A pausa do almoço era entre as 12.30 e as 14.00 horas. Comia-se pelas tascas do Bairro Alto ou de Santa Catarina e, no final, aguardava-se a abertura da “porta grande”, impreterivelmente às duas horas, para iniciar o período da tarde. Nesses minutos que antecediam o nosso regresso ao trabalho em dias de sol, encostava-me, com alguns colegas, à parede fronteira à Caixa, entre a antiga Bijou do Calhariz e a estimável Tabacaria Martins, sob a placa antiga de mármore que refere as suas qualidades.
Num dos dias iniciais desse meu primeiro emprego, vi surgir dos lados do Loreto a figura de um homem com um sorriso aberto, um ar que me pareceu um tanto atoleimado. Dirigiu-se ao nosso grupo e, pelo modo como foi recebido, logo percebi que era objeto de algum gozo entre os seus r meus camaradas de profissão.
“Então, ó Meireles, como é que correu a jornada?”, ouvi da parte de um deles. O Meireles (o nome aqui não importa), respondeu: “Razoável! Razoável! Uma meia dúzia”. Nesse instante, a “porta grande”, no passeio em frente, abriu-se e todos nos precipitámos para ela. Fiquei sem saber o que diabo era a “jornada” do homem.
Esqueci o assunto mas, dias depois, a cena repetiu-se: lá vi o tal Meireles juntar-se a nós, também sobre a hora de abertura da porta. Desta vez, a expressão usada por ele foi outra: “Quatro bilhas! Não foi mau!”. E toda a gente riu.

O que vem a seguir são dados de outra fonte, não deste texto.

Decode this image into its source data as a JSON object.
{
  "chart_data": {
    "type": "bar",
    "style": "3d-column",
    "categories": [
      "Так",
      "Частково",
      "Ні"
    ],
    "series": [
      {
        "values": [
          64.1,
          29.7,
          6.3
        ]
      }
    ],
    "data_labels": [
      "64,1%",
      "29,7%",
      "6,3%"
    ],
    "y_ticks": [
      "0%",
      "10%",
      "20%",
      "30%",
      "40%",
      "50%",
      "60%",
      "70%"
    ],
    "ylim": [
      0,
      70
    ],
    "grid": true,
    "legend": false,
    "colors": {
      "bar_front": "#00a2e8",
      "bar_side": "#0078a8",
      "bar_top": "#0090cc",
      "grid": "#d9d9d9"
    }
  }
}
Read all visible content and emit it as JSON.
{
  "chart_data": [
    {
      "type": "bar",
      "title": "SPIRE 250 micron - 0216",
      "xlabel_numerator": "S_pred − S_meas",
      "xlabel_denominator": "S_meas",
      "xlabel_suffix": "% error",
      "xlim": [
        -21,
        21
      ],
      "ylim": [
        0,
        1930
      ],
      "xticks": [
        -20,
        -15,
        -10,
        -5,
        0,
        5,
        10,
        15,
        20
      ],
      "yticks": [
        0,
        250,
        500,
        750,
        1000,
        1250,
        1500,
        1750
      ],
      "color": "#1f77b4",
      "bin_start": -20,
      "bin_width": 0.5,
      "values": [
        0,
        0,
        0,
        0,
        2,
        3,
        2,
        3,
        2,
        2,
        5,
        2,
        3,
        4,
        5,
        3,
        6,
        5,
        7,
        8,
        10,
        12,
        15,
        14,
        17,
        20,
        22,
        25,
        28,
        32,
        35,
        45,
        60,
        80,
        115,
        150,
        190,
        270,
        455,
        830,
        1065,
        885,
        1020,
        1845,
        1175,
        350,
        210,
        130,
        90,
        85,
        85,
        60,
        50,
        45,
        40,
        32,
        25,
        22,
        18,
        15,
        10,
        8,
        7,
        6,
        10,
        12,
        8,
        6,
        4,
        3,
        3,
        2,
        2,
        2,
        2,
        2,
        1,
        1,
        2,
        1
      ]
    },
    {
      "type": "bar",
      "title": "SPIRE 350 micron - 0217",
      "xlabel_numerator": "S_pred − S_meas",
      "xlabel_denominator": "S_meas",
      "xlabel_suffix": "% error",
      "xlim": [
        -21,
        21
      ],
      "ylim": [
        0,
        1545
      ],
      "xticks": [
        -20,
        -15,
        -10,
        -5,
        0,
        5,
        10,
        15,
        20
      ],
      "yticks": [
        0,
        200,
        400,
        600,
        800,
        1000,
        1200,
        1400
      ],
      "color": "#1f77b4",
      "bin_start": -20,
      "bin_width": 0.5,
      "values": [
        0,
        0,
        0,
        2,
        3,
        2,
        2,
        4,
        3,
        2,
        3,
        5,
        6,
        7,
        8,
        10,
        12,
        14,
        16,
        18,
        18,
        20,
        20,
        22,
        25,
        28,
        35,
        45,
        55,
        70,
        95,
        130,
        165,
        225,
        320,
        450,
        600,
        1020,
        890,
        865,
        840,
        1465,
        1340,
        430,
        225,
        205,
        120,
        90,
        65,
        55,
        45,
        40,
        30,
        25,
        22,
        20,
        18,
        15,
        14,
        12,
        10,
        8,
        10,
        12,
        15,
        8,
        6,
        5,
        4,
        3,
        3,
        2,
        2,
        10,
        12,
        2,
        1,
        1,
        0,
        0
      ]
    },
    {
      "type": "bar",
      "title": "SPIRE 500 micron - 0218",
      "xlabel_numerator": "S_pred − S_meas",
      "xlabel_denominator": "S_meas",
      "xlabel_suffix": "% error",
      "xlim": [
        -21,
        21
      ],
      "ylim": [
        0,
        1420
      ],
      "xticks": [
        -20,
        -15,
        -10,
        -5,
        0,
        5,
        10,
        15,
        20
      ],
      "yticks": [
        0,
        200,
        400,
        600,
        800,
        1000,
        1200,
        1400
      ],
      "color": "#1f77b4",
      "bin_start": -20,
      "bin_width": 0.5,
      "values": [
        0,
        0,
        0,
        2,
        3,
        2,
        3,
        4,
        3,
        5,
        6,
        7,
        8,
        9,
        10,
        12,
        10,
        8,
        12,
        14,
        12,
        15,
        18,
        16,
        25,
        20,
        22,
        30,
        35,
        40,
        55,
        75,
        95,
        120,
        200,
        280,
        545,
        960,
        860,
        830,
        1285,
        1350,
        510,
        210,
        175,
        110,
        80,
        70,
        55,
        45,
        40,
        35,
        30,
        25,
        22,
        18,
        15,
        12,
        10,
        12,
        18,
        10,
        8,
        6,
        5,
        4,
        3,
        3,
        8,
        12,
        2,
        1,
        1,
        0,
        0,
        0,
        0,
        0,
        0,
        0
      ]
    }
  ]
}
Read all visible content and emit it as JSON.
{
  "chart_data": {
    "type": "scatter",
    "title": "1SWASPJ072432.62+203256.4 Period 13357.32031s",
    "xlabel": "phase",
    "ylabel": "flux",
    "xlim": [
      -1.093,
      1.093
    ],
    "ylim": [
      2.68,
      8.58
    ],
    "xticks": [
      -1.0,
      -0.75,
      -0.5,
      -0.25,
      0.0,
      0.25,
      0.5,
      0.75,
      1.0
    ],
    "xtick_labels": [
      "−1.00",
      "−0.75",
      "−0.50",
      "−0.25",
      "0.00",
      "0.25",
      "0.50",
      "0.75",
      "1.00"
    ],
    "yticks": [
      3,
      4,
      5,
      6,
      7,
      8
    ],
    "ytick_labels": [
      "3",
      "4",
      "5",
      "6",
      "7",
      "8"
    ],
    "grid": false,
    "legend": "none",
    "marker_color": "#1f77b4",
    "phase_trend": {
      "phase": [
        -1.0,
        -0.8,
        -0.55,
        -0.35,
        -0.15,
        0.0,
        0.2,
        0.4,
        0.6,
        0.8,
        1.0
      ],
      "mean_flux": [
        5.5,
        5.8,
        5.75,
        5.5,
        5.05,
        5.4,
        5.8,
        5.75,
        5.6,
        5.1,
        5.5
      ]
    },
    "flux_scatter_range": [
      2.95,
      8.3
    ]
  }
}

Pela escadaria, a caminho da minha sala de trabalho, perguntei a um amigo o que era, afinal, aquela “contabilidade” de “bilhas”: “O Meireles é um pateta, um tarado sexual. Há anos que tem como diversão, à hora de almoço, passear pelo Camões e pelo Chiado e apalpar o rabo a senhoras, vindo depois para aqui anunciar quantas “bilhas” conseguiu fazer...”. Fiquei siderado. Que grande besta! Mas, pronto, era assim mesmo!
O Meireles, ou lá como se chamava, correspondia a um modelo de javardo que, embora extremo, passava entre nós com alguma tolerância, e até algum divertimento por parte de quem, afinal, acedia ao seu convívio, na Lisboa desse tempo.
Várias vezes, ao longo deste quase meio século, me tenho perguntado se o tal Meireles, ou lá como ele se chamava, não terá, algumas vezes, recebido, de algumas senhoras que molestava, um par de bem merecidos estalos.
Lembrei-me deste episódio nesta altura em que uma reação bem saudável parece emergir na sociedade internacional (e na portuguesa, por arrasto) quanto ao respeito devido à dignidade das mulheres, posta então em causa por figuras do jaez do Meireles, ou lá como ele se chamava.